Cela fait plus de deux ans maintenant que j’ai quitté les Témoins de Jéhovah (NDR : marque déposée à l'INPI à la rubrique "Produit & Services") que j‘ai commencé à voler de mes propres ailes. J'y suis restée active plus de vingt ans. Depuis, quelques uns de mes amis ont aussi quitté cette organisation ; ils ont repris contact avec moi.

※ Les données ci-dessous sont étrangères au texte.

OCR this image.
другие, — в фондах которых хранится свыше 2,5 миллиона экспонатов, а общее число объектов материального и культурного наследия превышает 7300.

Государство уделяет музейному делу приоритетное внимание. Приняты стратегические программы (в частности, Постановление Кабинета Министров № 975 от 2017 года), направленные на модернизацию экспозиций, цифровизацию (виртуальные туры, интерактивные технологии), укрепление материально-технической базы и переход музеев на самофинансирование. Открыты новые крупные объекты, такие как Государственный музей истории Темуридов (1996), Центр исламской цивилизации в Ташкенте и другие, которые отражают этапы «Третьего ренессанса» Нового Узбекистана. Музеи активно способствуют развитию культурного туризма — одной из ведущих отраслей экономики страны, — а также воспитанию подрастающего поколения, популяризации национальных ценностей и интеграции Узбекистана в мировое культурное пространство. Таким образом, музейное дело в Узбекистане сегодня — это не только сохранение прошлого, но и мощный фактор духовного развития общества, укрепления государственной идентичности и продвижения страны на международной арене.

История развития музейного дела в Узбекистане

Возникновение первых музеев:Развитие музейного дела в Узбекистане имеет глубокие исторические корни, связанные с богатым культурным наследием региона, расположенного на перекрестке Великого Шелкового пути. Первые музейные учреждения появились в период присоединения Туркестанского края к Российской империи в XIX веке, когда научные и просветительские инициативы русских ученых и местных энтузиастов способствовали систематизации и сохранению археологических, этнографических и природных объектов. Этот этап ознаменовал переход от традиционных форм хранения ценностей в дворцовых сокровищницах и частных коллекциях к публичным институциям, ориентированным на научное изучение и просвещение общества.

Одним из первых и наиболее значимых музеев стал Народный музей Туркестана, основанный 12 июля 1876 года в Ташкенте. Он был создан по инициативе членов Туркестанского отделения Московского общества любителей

C’est à cette occasion que je me suis rendu compte combien un tel groupe peut laisser des traces profondes, bien longtemps après la rupture. Bien sûr, chacun fait son propre chemin, à son propre rythme - mais la manipulation exercée au cours des multiples réunions, les pressions de toutes sortes présentes à tout instant par les lectures imposées, les craintes et les culpabilisations développées par un groupe oppressant derrière un épais masque de "bonnes manières", tout cela fait que les blessures de l’âme sont profondes et les séquelles plus graves qu'on ne peut l'imaginer.

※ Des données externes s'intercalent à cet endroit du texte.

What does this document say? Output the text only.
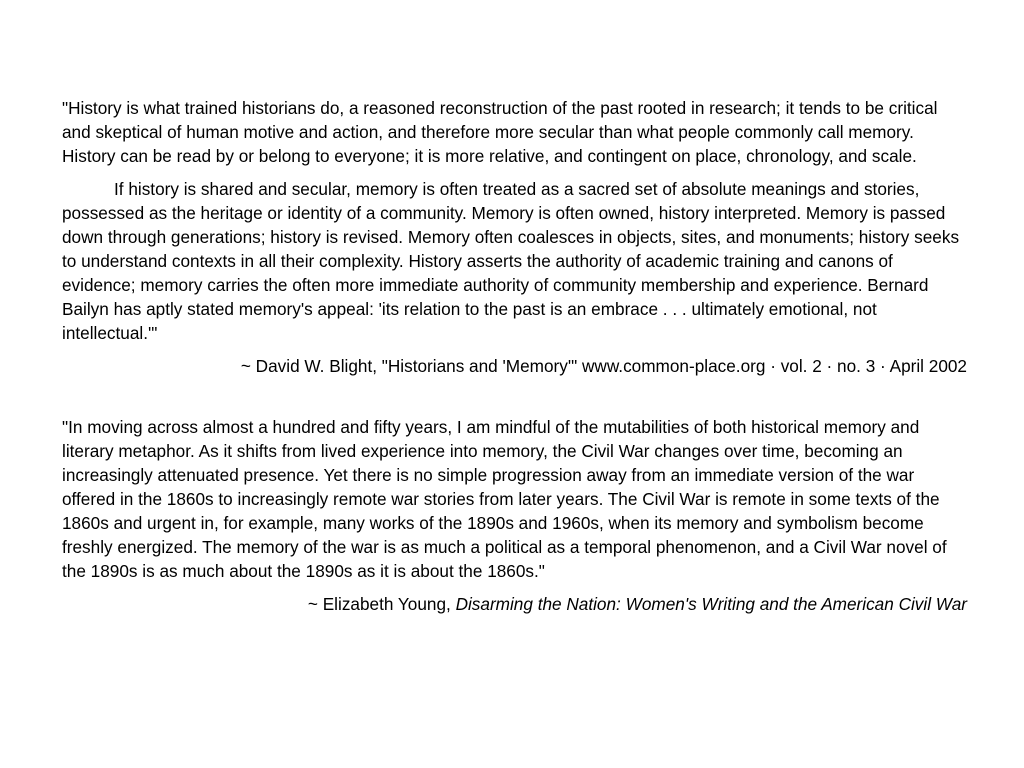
"History is what trained historians do, a reasoned reconstruction of the past rooted in research; it tends to be critical and skeptical of human motive and action, and therefore more secular than what people commonly call memory. History can be read by or belong to everyone; it is more relative, and contingent on place, chronology, and scale.

If history is shared and secular, memory is often treated as a sacred set of absolute meanings and stories, possessed as the heritage or identity of a community. Memory is often owned, history interpreted. Memory is passed down through generations; history is revised. Memory often coalesces in objects, sites, and monuments; history seeks to understand contexts in all their complexity. History asserts the authority of academic training and canons of evidence; memory carries the often more immediate authority of community membership and experience. Bernard Bailyn has aptly stated memory's appeal: 'its relation to the past is an embrace . . . ultimately emotional, not intellectual.'"

~ David W. Blight, "Historians and 'Memory'" www.common-place.org · vol. 2 · no. 3 · April 2002

"In moving across almost a hundred and fifty years, I am mindful of the mutabilities of both historical memory and literary metaphor. As it shifts from lived experience into memory, the Civil War changes over time, becoming an increasingly attenuated presence. Yet there is no simple progression away from an immediate version of the war offered in the 1860s to increasingly remote war stories from later years. The Civil War is remote in some texts of the 1860s and urgent in, for example, many works of the 1890s and 1960s, when its memory and symbolism become freshly energized. The memory of the war is as much a political as a temporal phenomenon, and a Civil War novel of the 1890s is as much about the 1890s as it is about the 1860s."

~ Elizabeth Young, Disarming the Nation: Women's Writing and the American Civil War
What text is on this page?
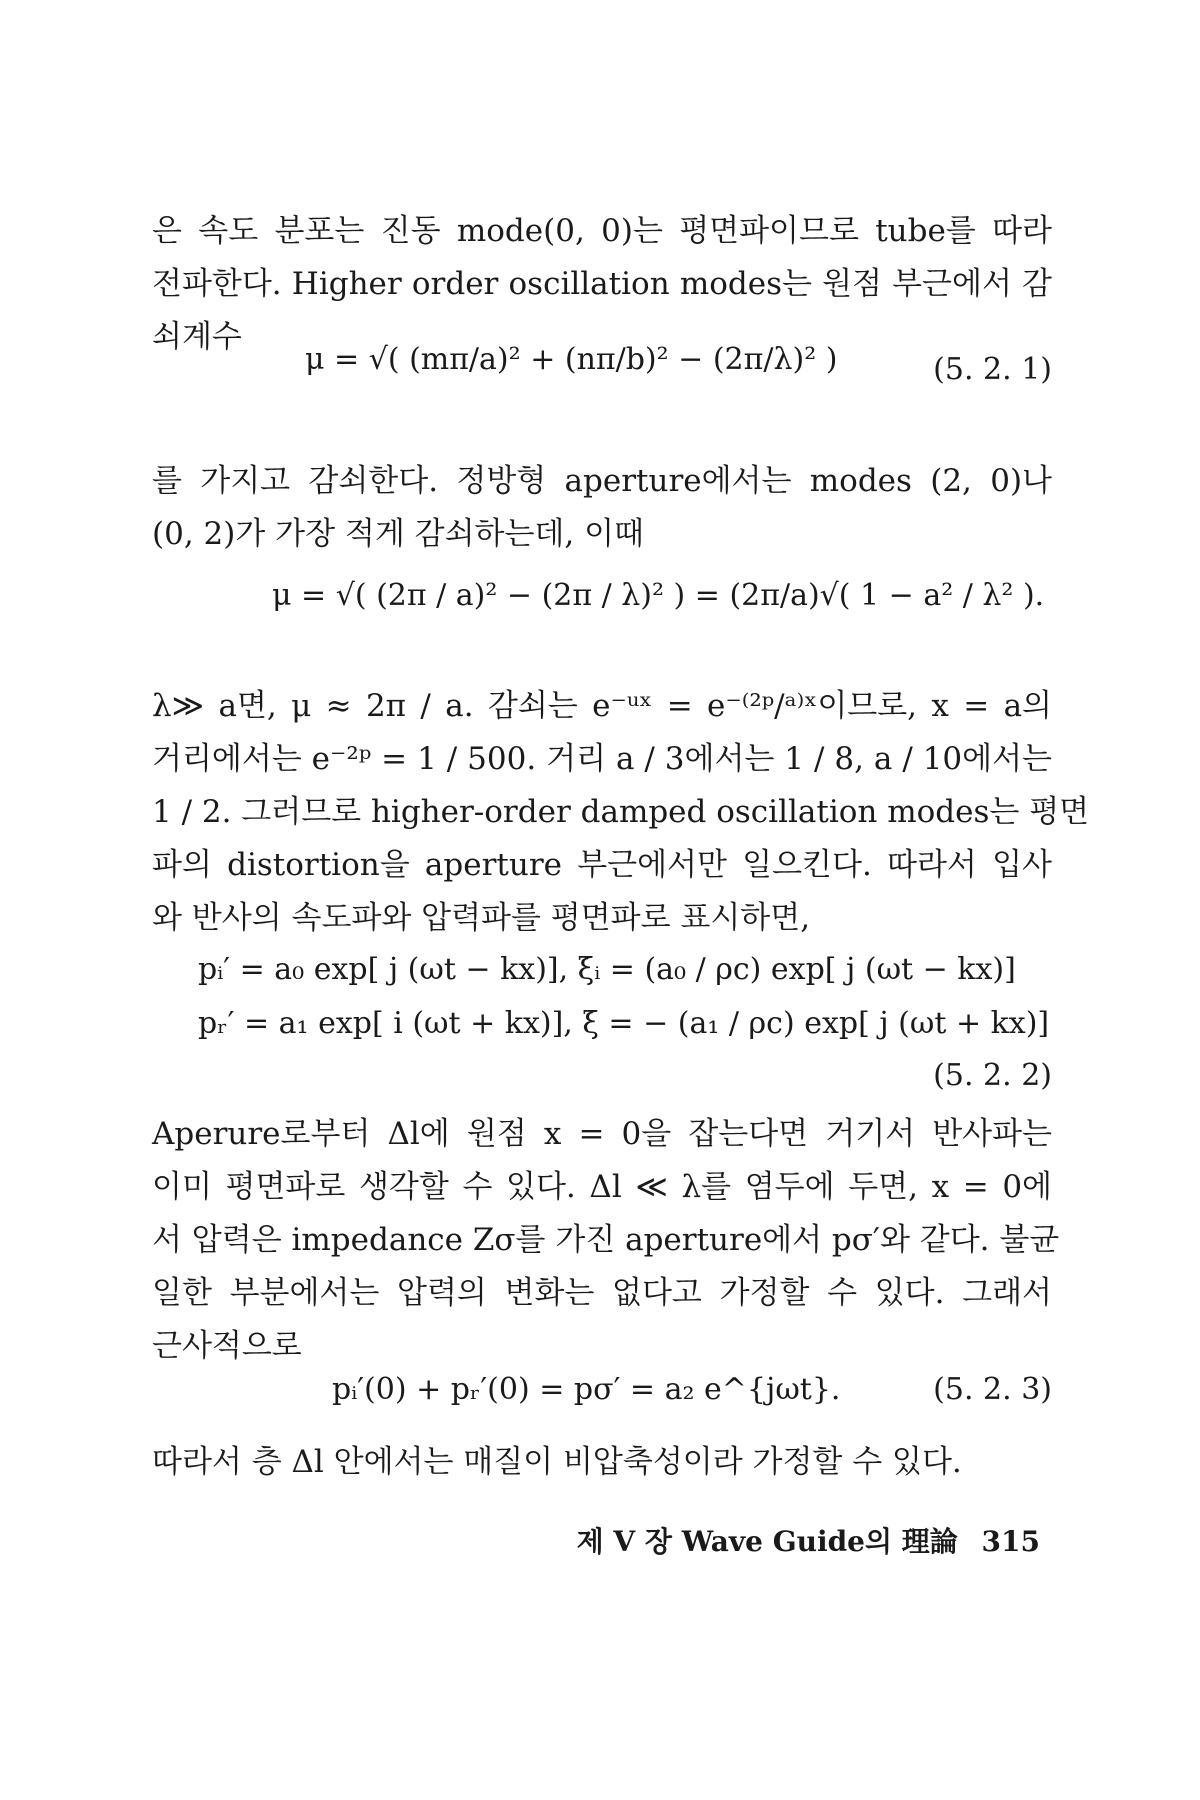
은 속도 분포는 진동 mode(0, 0)는 평면파이므로 tube를 따라
전파한다. Higher order oscillation modes는 원점 부근에서 감
쇠계수
μ = √( (mπ/a)² + (nπ/b)² − (2π/λ)² )	(5. 2. 1)
를 가지고 감쇠한다. 정방형 aperture에서는 modes (2, 0)나
(0, 2)가 가장 적게 감쇠하는데, 이때
μ = √( (2π / a)² − (2π / λ)² ) = (2π/a)√( 1 − a² / λ² ).
λ≫ a면, μ ≈ 2π / a. 감쇠는 e⁻ᵘˣ = e⁻⁽²ᵖ/ᵃ⁾ˣ이므로, x = a의
거리에서는 e⁻²ᵖ = 1 / 500. 거리 a / 3에서는 1 / 8, a / 10에서는
1 / 2. 그러므로 higher-order damped oscillation modes는 평면
파의 distortion을 aperture 부근에서만 일으킨다. 따라서 입사
와 반사의 속도파와 압력파를 평면파로 표시하면,
pᵢ′ = a₀ exp[ j (ωt − kx)], ξ̇ᵢ = (a₀ / ρc) exp[ j (ωt − kx)]
pᵣ′ = a₁ exp[ i (ωt + kx)], ξ̇ = − (a₁ / ρc) exp[ j (ωt + kx)]
(5. 2. 2)
Aperure로부터 Δl에 원점 x = 0을 잡는다면 거기서 반사파는
이미 평면파로 생각할 수 있다. Δl ≪ λ를 염두에 두면, x = 0에
서 압력은 impedance Zσ를 가진 aperture에서 pσ′와 같다. 불균
일한 부분에서는 압력의 변화는 없다고 가정할 수 있다. 그래서
근사적으로
pᵢ′(0) + pᵣ′(0) = pσ′ = a₂ e^{jωt}.	(5. 2. 3)
따라서 층 Δl 안에서는 매질이 비압축성이라 가정할 수 있다.
제 V 장 Wave Guide의 理論 315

Par exemple, j'ai un ami, exclu quelques semaines après mon départ. Le motif annoncé était que les normes de moralité du groupe ne correspondaient pas aux sentiments que ce jeune homme partageait avec une jeune fille non Témoin de Jéhovah. Il a préféré partir pour vivre un légitime amour, mais deux ans après avoir abandonné ceux qui l’avaient pourtant rejeté, il reste terrorisé par l'attente d’ Harmaguédon ; si le groupe n'a pas su le retenir par amour pour ses enseignements, il a parfaitement réussi à créer et maintenir un profond sentiment de culpabilité et de crainte qui le poursuit dans son bonheur conjugal.

Il n’est pas le seul à réagir ainsi. Beaucoup étaient gênés par les interdits ; ils les empêchaient d’agir selon leurs désirs. Et cependant ils en restent dépendants au travers de "l'espérance" qui leur avait été "enseignée" la plupart depuis le plus jeune âge. Comment d’ailleurs se libérer d’ une espérance qui promet tout, qui réalise tout ; chaque adepte y trouve sa réalisation ; chaque enfant bâtit sa personnalité sur la base de mirages qu’il reçoit comme une réalité future.

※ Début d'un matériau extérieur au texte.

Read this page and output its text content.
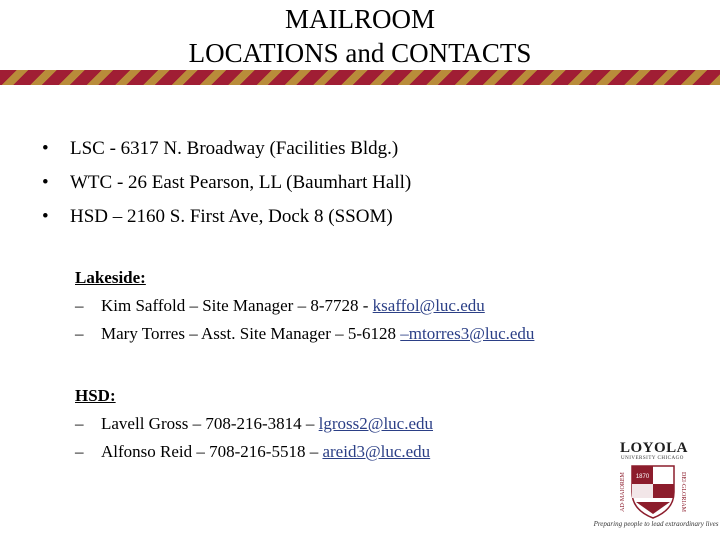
MAILROOM
LOCATIONS and CONTACTS
• LSC - 6317 N. Broadway (Facilities Bldg.)
• WTC - 26 East Pearson, LL (Baumhart Hall)
• HSD – 2160 S. First Ave, Dock 8 (SSOM)
Lakeside:
– Kim Saffold – Site Manager – 8-7728 - ksaffol@luc.edu
– Mary Torres – Asst. Site Manager – 5-6128 –mtorres3@luc.edu
HSD:
– Lavell Gross – 708-216-3814 – lgross2@luc.edu
– Alfonso Reid – 708-216-5518 – areid3@luc.edu	LOYOLA
UNIVERSITY CHICAGO
AD·MAIOREM	DEI·GLORIAM
1870
Preparing people to lead extraordinary lives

Personnellement, je sais que mon cœur avait été touché par le fait que mon père pourrait ressusciter sur terre ! Quelle cruauté de faire croire à des personnes, sensibles de surcroît, des choses aussi insensées qu’invérifiables ! Je sais aujourd’hui qu’ils me possédaient ainsi.

Cet ami que j’évoquais précédemment m'appelle de temps en temps, souvent après avoir croisé une vieille connaissance TJ. C’est une réaction plus forte que lui : aujourd’hui encore la vue d’un TJ déclenche chez l'ex-TJ qu’il est devenu un besoin de parler d’un passé qui lui brûle encore le fond de l’âme. Je le comprends, car moi aussi j’ai connu ces brûlures : souvenir d'un cocon douillet où les problèmes n’existaient pas, à condition d’accepter de ne pas exister soi-même !!! C’était surtout une "famille" et des "amis" qu’il faut reconstruire aujourd'hui. Le culte, lui, ne me fait pas défaut. Un autre ami a pratiquement quitté le groupe pour les mêmes raisons. Il est aujourd’hui marié ; il a un bébé. Son épouse, n’est pas TJ, loin s’en faut ; lui affirme ne plus l'être. Il ne va plus aux réunions voilà presque deux ans, il ne lit plus les publications, pourtant … il exprime le désir d'élever son enfant dans la culture qu'il a rejetée mais qui le poursuit malgré lui.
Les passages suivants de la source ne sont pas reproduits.